What was Blessed Newman's miracle?

 
At Tuesday, September 21, 2010 11:25:00 am , Anonymous Mark Henderson said...

David, would you believe my grandmother (+2010 at 101 y.o.) was a Newman (and an Anglican) who told me many years ago that we were related to John Henry?! Obviously not in the direct line, but his father and her great grandfather were brothers or cousins or some such. She was a great one for oral history, so I'm inclined to believe her, and it was all tied in with Huguenot ancestry, which Newman certainly had. Perhaps adding to the credibility of the story, in her later years, she was the splitting image of the beatified one as you have pictured him, I kid you not. So, I'm related to a RC saint...imagine that!

 
At Tuesday, September 21, 2010 9:17:00 pm , Anonymous Schütz said...

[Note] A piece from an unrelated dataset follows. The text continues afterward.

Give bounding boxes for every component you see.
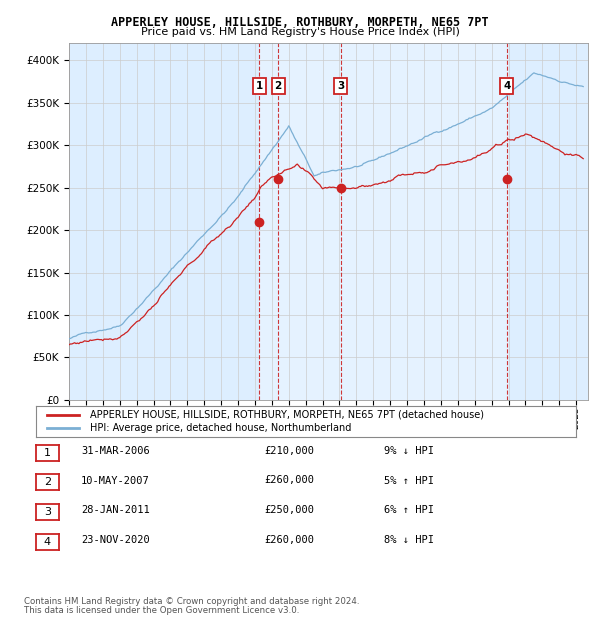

Blessed John Henry, pray for your relative Mark! :-)

Surely you could confirm that story with a bit of investigation, Mark? JHN didn't live that long ago - there can only be a couple of generations involved. I would be very interested.

 
At Wednesday, September 22, 2010 11:49:00 pm , Anonymous Mark Henderson said...

I've tried to follow it up from here but the trail ends in Essex c.1839. There is surprisingly little info on Newman's family available on the net, apart from his brother, who was almost equally notorious. It will have to await a personal trip to the UK, I think. Not that it's ever mattered much to me, John Henry was such an odd character, after all. Interesting, but odd, and a great mis-reader of Luther to boot!

 
At Thursday, September 23, 2010 1:20:00 am , Anonymous Schütz said...

Did he, in fact, read Luther? I don't know if he did. Like many in England in his generation, he more probably relied more on second hand material. Hard to know how much Luther was even available in English at the time. Certainly not what we have today. Newman was better informed on Arius than Luther!

 
At Friday, September 24, 2010 1:48:00 am , Anonymous Mark Henderson said...

Yes he did, or if he didn't he pretended to have had. Check his writings on justification. But I agree, he was more familiar with Arius than Luther, although I hope you are not implying anything by lumping Luther together with that arch-heretic, David. You do, after all, still claim to be a Lutheran!